Clécio Alves e Célia Valadão sustentam que o PMDB não tratou da questão sobre rompimento com o PT e muito menos em relação a entrega de cargos ao prefeito. “São assuntos do partido e serão tratados no momento oportuno”, desconversa Clécio. Sobre o reajuste do IPTU/ITU, Clécio diz não ter posição tomada. “Quero ouvir todo mundo ainda.”
A ex-líder do prefeito na Câmara, Célia Valadão diz que prefere aguardar posicionamento do PMDB Metropolitano sobre relações com o PT e o aumento do imposto.
Denício Trindade evita comentar sobre a proposta de Agenor Mariano e Humberto Aidar sobre a entrega dos cargos por parte do PMDB. “Humberto deveria se preocupar com as questões estaduais. Depois, todos os projetos na Casa de leis devem ser discutidos. Não acho que tenha que entregar cargos. Todo parlamentar tem direito a dizer sim ou não.”
Ezídio Alves sustenta que o PMDB não pode romper com um prefeito que ajudou a eleger e cuja administração faz parte. Para ele, a hora é de unir em torno dos “interesses maiores” da população goianiense e desarmar os espíritos. “Precisamos dialogar mais.”
Eudes Vigor é de opinião que o PMDB tem responsabilidades com Goiânia e que qualquer decisão sobre rompimento com o PT ou entrega de cargos ao Paço deve ser tomada pelo conjunto do partido. “Não aprovo decisões isoladas.”
Agenor Mariano
Vereadores do PMDB e da oposição consideram “oportunismo” do vice-prefeito Agenor Mariano se posicionar agora contrário ao reajuste de 25% do IPTU/ITU, proposto pelo prefeito Paulo Garcia.
Geovani Antônio (PSDB) lembra que, em 2014, foi o próprio Agenor Mariano quem encaminhou proposta à Câmara de reajuste do IPTU/ITU em até 1.000% em algumas regiões da cidade. “O vice-prefeito deveria pedir desculpas à sociedade goianiense.”
Elias Vaz (PSB) diz que falta “coerência” ao vice-prefeito:“Quando vai se avizinhando o período eleitoral, parece que acontece uma mágica nos políticos. Falta coerência ao vice-prefeito, ele deveria mesmo pedir desculpas à sociedade.”

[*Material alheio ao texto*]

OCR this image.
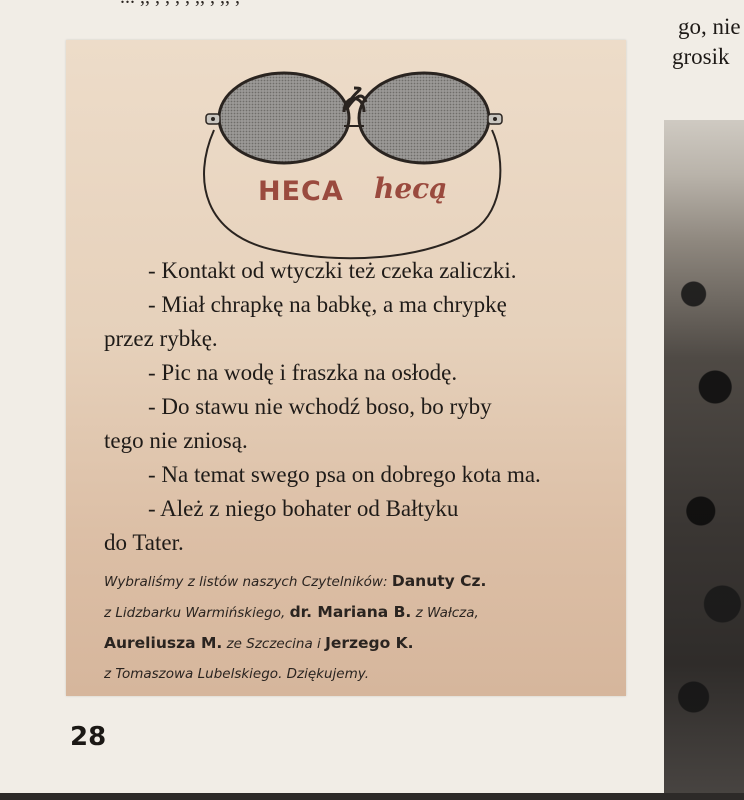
go, nie
grosik
HECA hecą

- Kontakt od wtyczki też czeka zaliczki.

- Miał chrapkę na babkę, a ma chrypkę

przez rybkę.

- Pic na wodę i fraszka na osłodę.

- Do stawu nie wchodź boso, bo ryby

tego nie zniosą.

- Na temat swego psa on dobrego kota ma.

- Ależ z niego bohater od Bałtyku

do Tater.

Wybraliśmy z listów naszych Czytelników: Danuty Cz.

z Lidzbarku Warmińskiego, dr. Mariana B. z Wałcza,

Aureliusza M. ze Szczecina i Jerzego K.

z Tomaszowa Lubelskiego. Dziękujemy.

28
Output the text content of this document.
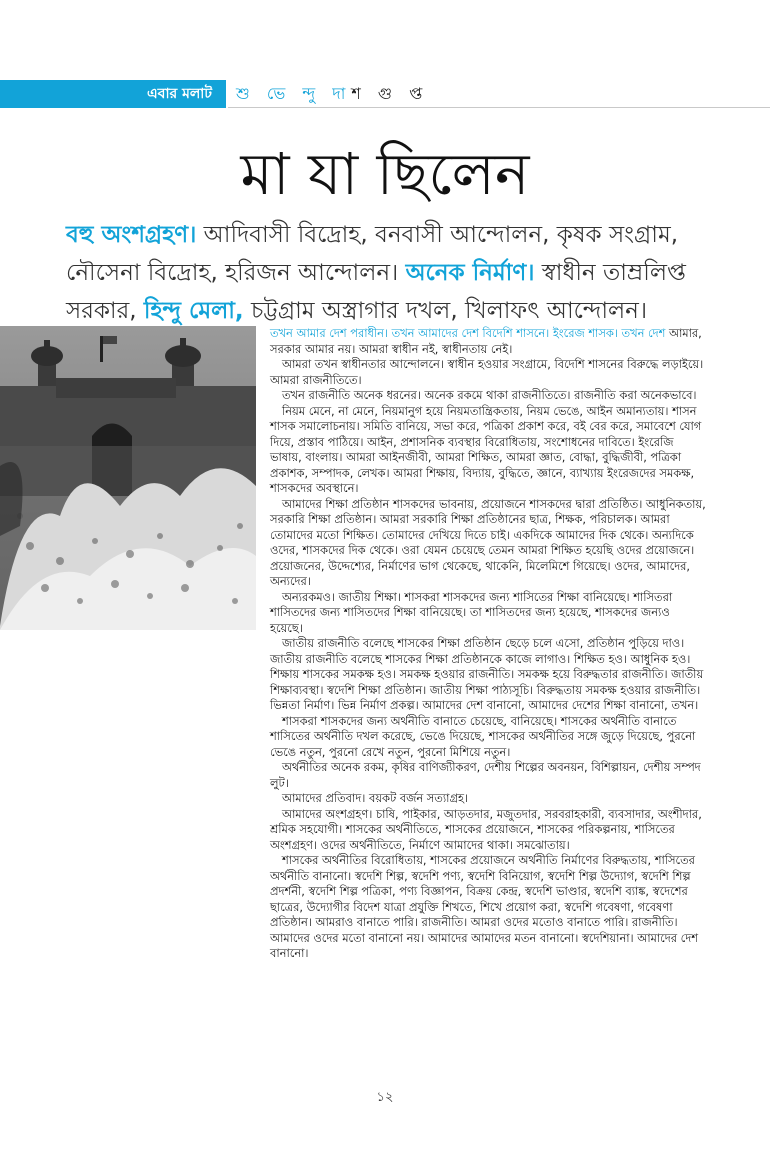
এবার মলাট	শু ভে ন্দু দাশ গু প্ত
মা যা ছিলেন

বহু অংশগ্রহণ। আদিবাসী বিদ্রোহ, বনবাসী আন্দোলন, কৃষক সংগ্রাম, নৌসেনা বিদ্রোহ, হরিজন আন্দোলন। অনেক নির্মাণ। স্বাধীন তাম্রলিপ্ত সরকার, হিন্দু মেলা, চট্টগ্রাম অস্ত্রাগার দখল, খিলাফৎ আন্দোলন।

তখন আমার দেশ পরাধীন। তখন আমাদের দেশ বিদেশি শাসনে। ইংরেজ শাসক। তখন দেশ আমার, সরকার আমার নয়। আমরা স্বাধীন নই, স্বাধীনতায় নেই।

আমরা তখন স্বাধীনতার আন্দোলনে। স্বাধীন হওয়ার সংগ্রামে, বিদেশি শাসনের বিরুদ্ধে লড়াইয়ে। আমরা রাজনীতিতে।

তখন রাজনীতি অনেক ধরনের। অনেক রকমে থাকা রাজনীতিতে। রাজনীতি করা অনেকভাবে।

নিয়ম মেনে, না মেনে, নিয়মানুগ হয়ে নিয়মতান্ত্রিকতায়, নিয়ম ভেঙে, আইন অমান্যতায়। শাসন শাসক সমালোচনায়। সমিতি বানিয়ে, সভা করে, পত্রিকা প্রকাশ করে, বই বের করে, সমাবেশে যোগ দিয়ে, প্রস্তাব পাঠিয়ে। আইন, প্রশাসনিক ব্যবস্থার বিরোধিতায়, সংশোধনের দাবিতে। ইংরেজি ভাষায়, বাংলায়। আমরা আইনজীবী, আমরা শিক্ষিত, আমরা জ্ঞাত, বোদ্ধা, বুদ্ধিজীবী, পত্রিকা প্রকাশক, সম্পাদক, লেখক। আমরা শিক্ষায়, বিদ্যায়, বুদ্ধিতে, জ্ঞানে, ব্যাখ্যায় ইংরেজদের সমকক্ষ, শাসকদের অবস্থানে।

আমাদের শিক্ষা প্রতিষ্ঠান শাসকদের ভাবনায়, প্রয়োজনে শাসকদের দ্বারা প্রতিষ্ঠিত। আধুনিকতায়, সরকারি শিক্ষা প্রতিষ্ঠান। আমরা সরকারি শিক্ষা প্রতিষ্ঠানের ছাত্র, শিক্ষক, পরিচালক। আমরা তোমাদের মতো শিক্ষিত। তোমাদের দেখিয়ে দিতে চাই। একদিকে আমাদের দিক থেকে। অন্যদিকে ওদের, শাসকদের দিক থেকে। ওরা যেমন চেয়েছে তেমন আমরা শিক্ষিত হয়েছি ওদের প্রয়োজনে। প্রয়োজনের, উদ্দেশ্যের, নির্মাণের ভাগ থেকেছে, থাকেনি, মিলেমিশে গিয়েছে। ওদের, আমাদের, অন্যদের।

অন্যরকমও। জাতীয় শিক্ষা। শাসকরা শাসকদের জন্য শাসিতের শিক্ষা বানিয়েছে। শাসিতরা শাসিতদের জন্য শাসিতদের শিক্ষা বানিয়েছে। তা শাসিতদের জন্য হয়েছে, শাসকদের জন্যও হয়েছে।

জাতীয় রাজনীতি বলেছে শাসকের শিক্ষা প্রতিষ্ঠান ছেড়ে চলে এসো, প্রতিষ্ঠান পুড়িয়ে দাও। জাতীয় রাজনীতি বলেছে শাসকের শিক্ষা প্রতিষ্ঠানকে কাজে লাগাও। শিক্ষিত হও। আধুনিক হও। শিক্ষায় শাসকের সমকক্ষ হও। সমকক্ষ হওয়ার রাজনীতি। সমকক্ষ হয়ে বিরুদ্ধতার রাজনীতি। জাতীয় শিক্ষাব্যবস্থা। স্বদেশি শিক্ষা প্রতিষ্ঠান। জাতীয় শিক্ষা পাঠ্যসূচি। বিরুদ্ধতায় সমকক্ষ হওয়ার রাজনীতি। ভিন্নতা নির্মাণ। ভিন্ন নির্মাণ প্রকল্প। আমাদের দেশ বানানো, আমাদের দেশের শিক্ষা বানানো, তখন।

শাসকরা শাসকদের জন্য অর্থনীতি বানাতে চেয়েছে, বানিয়েছে। শাসকের অর্থনীতি বানাতে শাসিতের অর্থনীতি দখল করেছে, ভেঙে দিয়েছে, শাসকের অর্থনীতির সঙ্গে জুড়ে দিয়েছে, পুরনো ভেঙে নতুন, পুরনো রেখে নতুন, পুরনো মিশিয়ে নতুন।

অর্থনীতির অনেক রকম, কৃষির বাণিজ্যীকরণ, দেশীয় শিল্পের অবনয়ন, বিশিল্পায়ন, দেশীয় সম্পদ লুট।

আমাদের প্রতিবাদ। বয়কট বর্জন সত্যাগ্রহ।

আমাদের অংশগ্রহণ। চাষি, পাইকার, আড়তদার, মজুতদার, সরবরাহকারী, ব্যবসাদার, অংশীদার, শ্রমিক সহযোগী। শাসকের অর্থনীতিতে, শাসকের প্রয়োজনে, শাসকের পরিকল্পনায়, শাসিতের অংশগ্রহণ। ওদের অর্থনীতিতে, নির্মাণে আমাদের থাকা। সমঝোতায়।

শাসকের অর্থনীতির বিরোধিতায়, শাসকের প্রয়োজনে অর্থনীতি নির্মাণের বিরুদ্ধতায়, শাসিতের অর্থনীতি বানানো। স্বদেশি শিল্প, স্বদেশি পণ্য, স্বদেশি বিনিয়োগ, স্বদেশি শিল্প উদ্যোগ, স্বদেশি শিল্প প্রদর্শনী, স্বদেশি শিল্প পত্রিকা, পণ্য বিজ্ঞাপন, বিক্রয় কেন্দ্র, স্বদেশি ভাণ্ডার, স্বদেশি ব্যাঙ্ক, স্বদেশের ছাত্রের, উদ্যোগীর বিদেশ যাত্রা প্রযুক্তি শিখতে, শিখে প্রয়োগ করা, স্বদেশি গবেষণা, গবেষণা প্রতিষ্ঠান। আমরাও বানাতে পারি। রাজনীতি। আমরা ওদের মতোও বানাতে পারি। রাজনীতি। আমাদের ওদের মতো বানানো নয়। আমাদের আমাদের মতন বানানো। স্বদেশিয়ানা। আমাদের দেশ বানানো।

১২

Pedro Azulão Júnior (PSB) acusa Agenor Mariano de “oportunista: “Agora que se trata de uma matéria que tem clamor popular, o vice-prefeito pega dois canivetinhos, põe as manguinhas de fora e ataca o prefeito?”
Djalma Araújo (Rede) diz que Agenor Mariano pertence à banda do PMDB que trai o prefeito Paulo Garcia já pensando nas eleições de 2016. “Agenor Mariano precisa ter coerência, respeitar a população. O vice-prefeito cumpre ordens do chefe, Iris Rezende.”